Aucun recours si la mère porteuse confie l’enfant au plus offrant

Deux hommes contractent une convention de gestation pour autrui, aux termes de laquelle leur cocontractante devait porter, contre rémunération, l’enfant qu’elle concevrait à l’aide du sperme de l’un ou de l’autre. Au cours de la grossesse, l’un d’eux reconnaît l’enfant puis, la mère porteuse indique au couple que celui-ci était décédé à la naissance.

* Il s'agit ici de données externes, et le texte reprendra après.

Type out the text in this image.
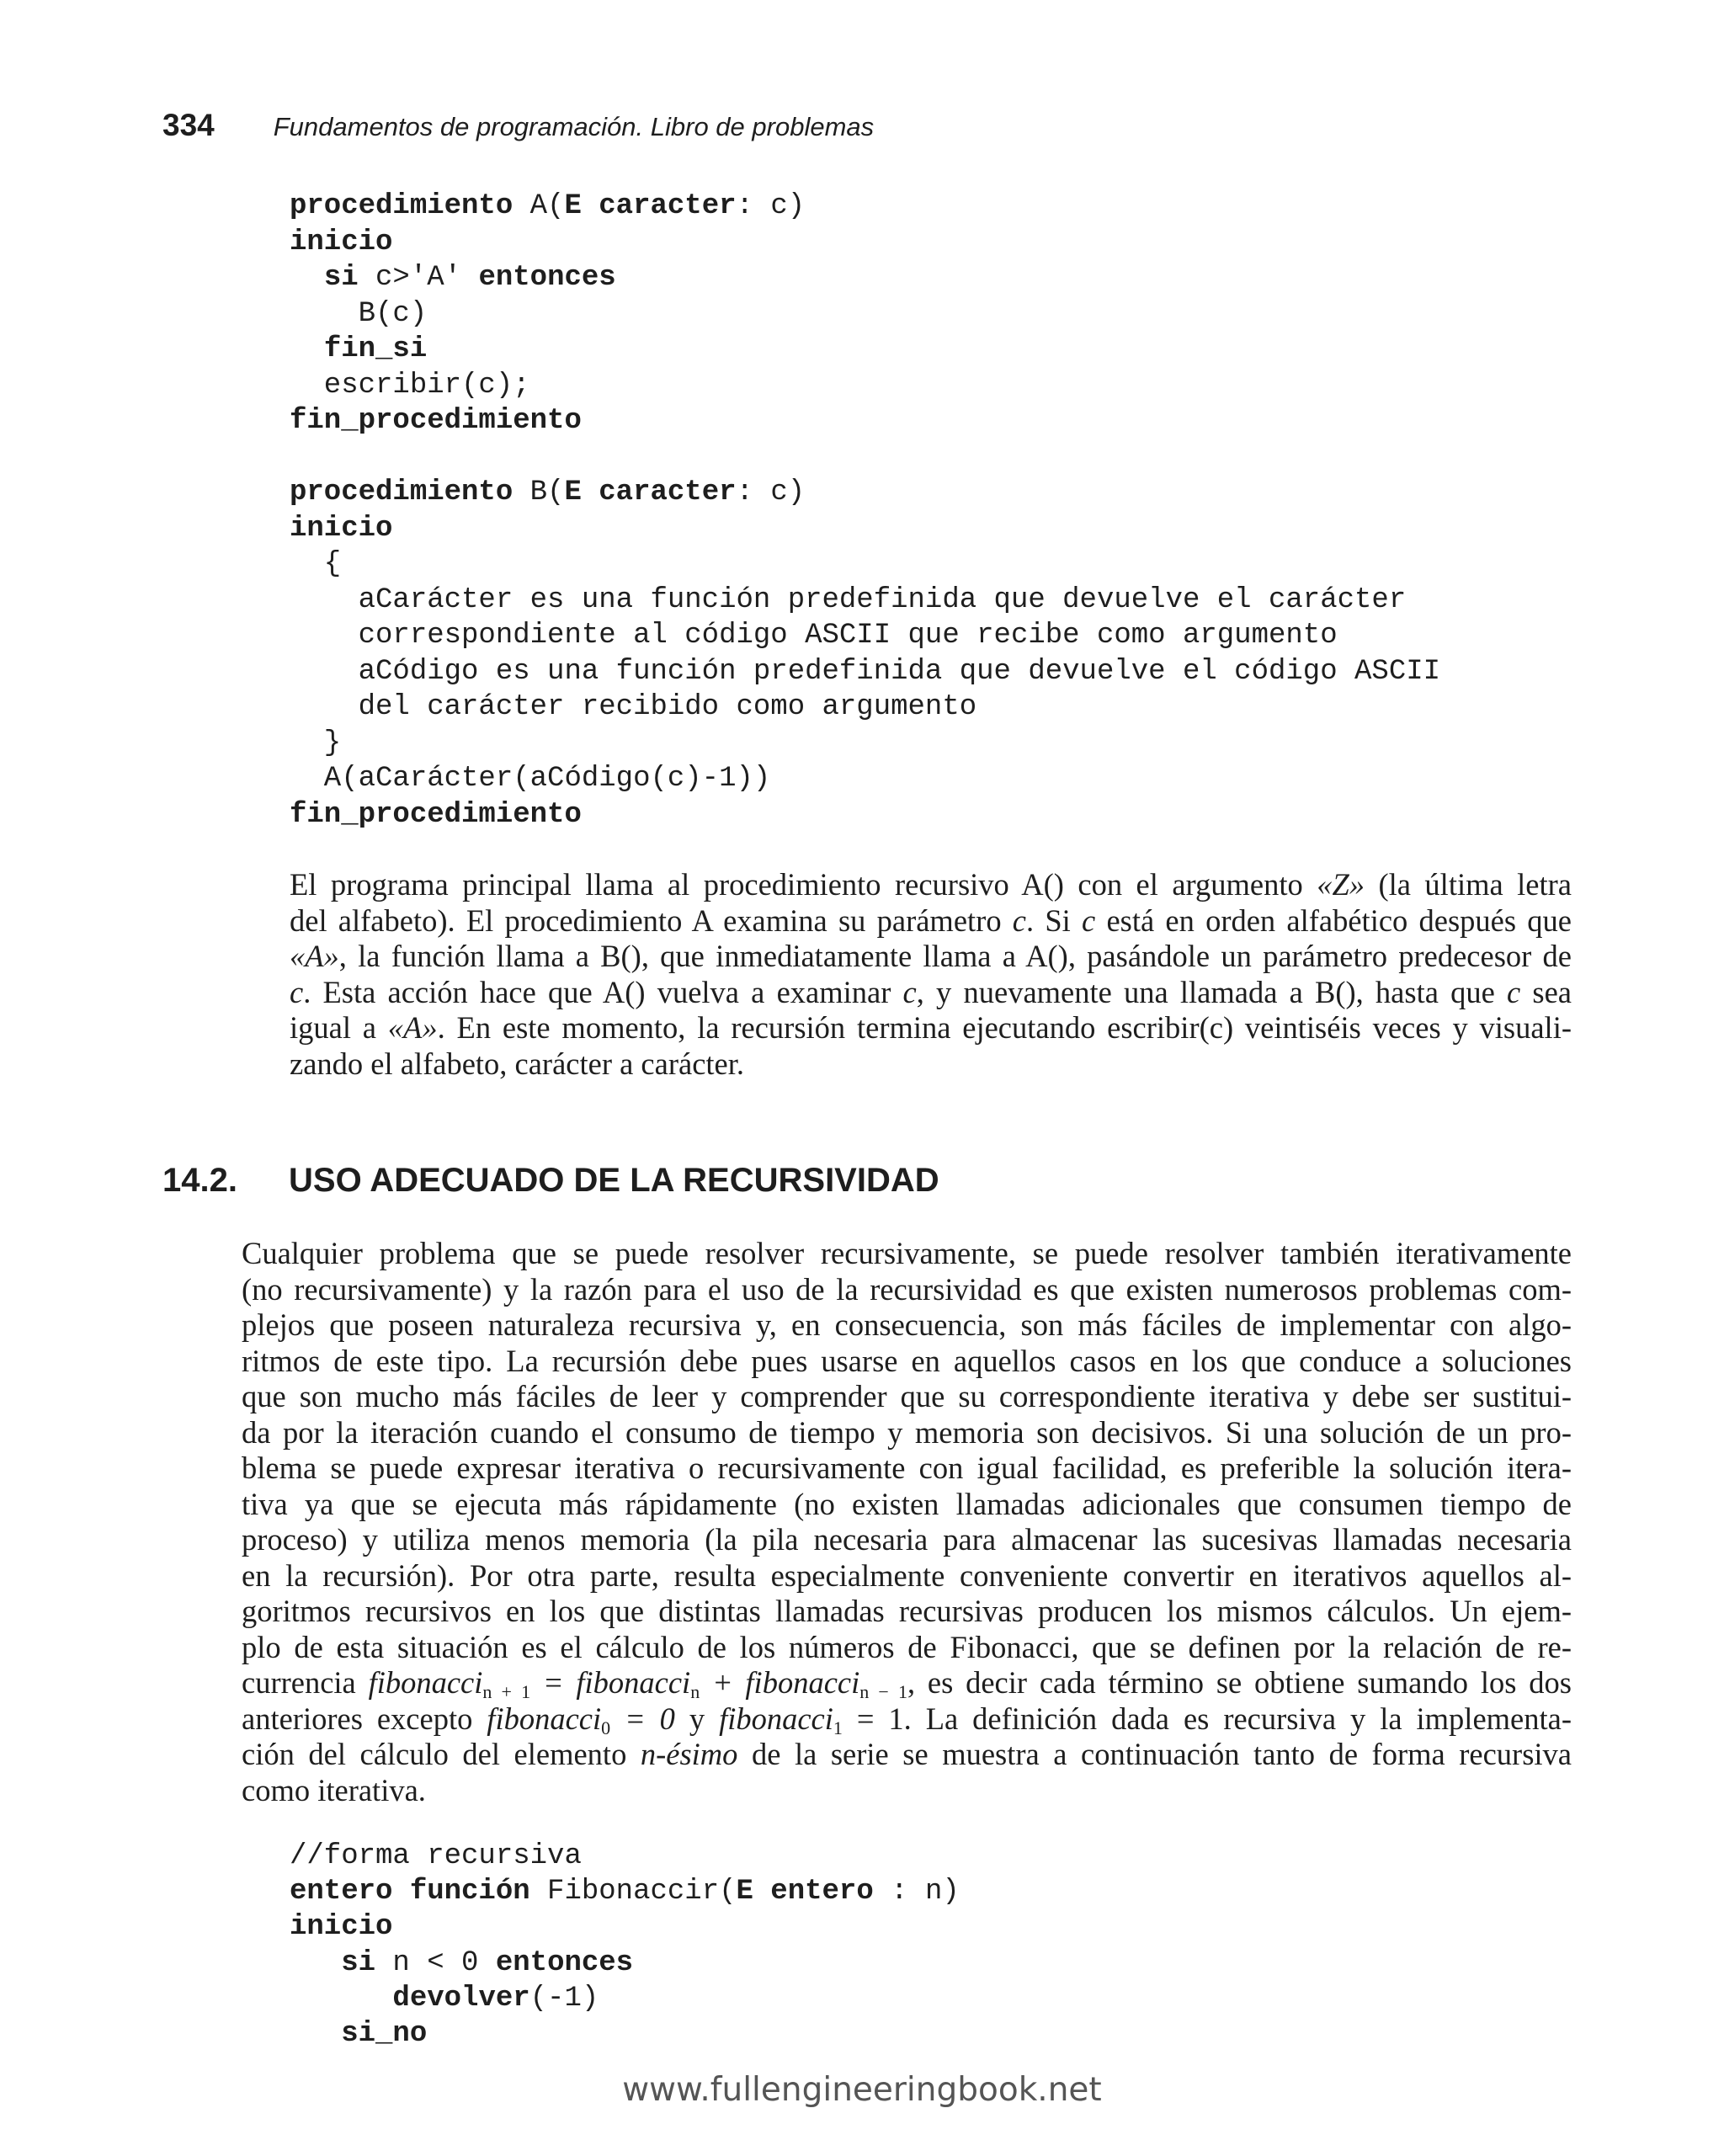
334 Fundamentos de programación. Libro de problemas
procedimiento A(E caracter: c)
inicio
si c>'A' entonces
B(c)
fin_si
escribir(c);
fin_procedimiento

procedimiento B(E caracter: c)
inicio
{
aCarácter es una función predefinida que devuelve el carácter
correspondiente al código ASCII que recibe como argumento
aCódigo es una función predefinida que devuelve el código ASCII
del carácter recibido como argumento
}
A(aCarácter(aCódigo(c)-1))
fin_procedimiento
El programa principal llama al procedimiento recursivo A() con el argumento «Z» (la última letra
del alfabeto). El procedimiento A examina su parámetro c. Si c está en orden alfabético después que
«A», la función llama a B(), que inmediatamente llama a A(), pasándole un parámetro predecesor de
c. Esta acción hace que A() vuelva a examinar c, y nuevamente una llamada a B(), hasta que c sea
igual a «A». En este momento, la recursión termina ejecutando escribir(c) veintiséis veces y visuali-
zando el alfabeto, carácter a carácter.
14.2.	USO ADECUADO DE LA RECURSIVIDAD
Cualquier problema que se puede resolver recursivamente, se puede resolver también iterativamente
(no recursivamente) y la razón para el uso de la recursividad es que existen numerosos problemas com-
plejos que poseen naturaleza recursiva y, en consecuencia, son más fáciles de implementar con algo-
ritmos de este tipo. La recursión debe pues usarse en aquellos casos en los que conduce a soluciones
que son mucho más fáciles de leer y comprender que su correspondiente iterativa y debe ser sustitui-
da por la iteración cuando el consumo de tiempo y memoria son decisivos. Si una solución de un pro-
blema se puede expresar iterativa o recursivamente con igual facilidad, es preferible la solución itera-
tiva ya que se ejecuta más rápidamente (no existen llamadas adicionales que consumen tiempo de
proceso) y utiliza menos memoria (la pila necesaria para almacenar las sucesivas llamadas necesaria
en la recursión). Por otra parte, resulta especialmente conveniente convertir en iterativos aquellos al-
goritmos recursivos en los que distintas llamadas recursivas producen los mismos cálculos. Un ejem-
plo de esta situación es el cálculo de los números de Fibonacci, que se definen por la relación de re-
currencia fibonacci$_{n + 1}$ = fibonacci$_n$ + fibonacci$_{n - 1}$, es decir cada término se obtiene sumando los dos
anteriores excepto fibonacci$_0$ = 0 y fibonacci$_1$ = 1. La definición dada es recursiva y la implementa-
ción del cálculo del elemento n-ésimo de la serie se muestra a continuación tanto de forma recursiva
como iterativa.
//forma recursiva
entero función Fibonaccir(E entero : n)
inicio
si n < 0 entonces
devolver(-1)
si_no
www.fullengineeringbook.net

En apprenant qu’il était vivant et avait été reconnu par un homme, au foyer duquel il demeurait depuis sa naissance, l’un des deux hommes du couple porte plainte à l’encontre de la mère biologique pour escroquerie. Tous les quatre, (avec l’homme qui a reconnu l’enfant) sont condamnés pénalement. Il est établi, au cours de l’enquête pénale, d’une part, que celui du couple d’hommes qui n’a pas reconnu l’enfant au cours de la grossesse était son père biologique, d’autre part, que la mère porteuse avait décidé de confier l’enfant à naître à un autre couple, contre rémunération, sans faire état de l’existence de « l’insémination artisanale » à l’origine de sa grossesse et du couple auquel il était originairement destiné. Le père biologique assigne alors le père adoptif et la mère porteuse en contestation de la paternité du premier et en établissement de sa propre paternité sur l’enfant et demande le changement de nom du mineur, l’exercice exclusif de l’autorité parentale et la fixation de sa résidence chez lui.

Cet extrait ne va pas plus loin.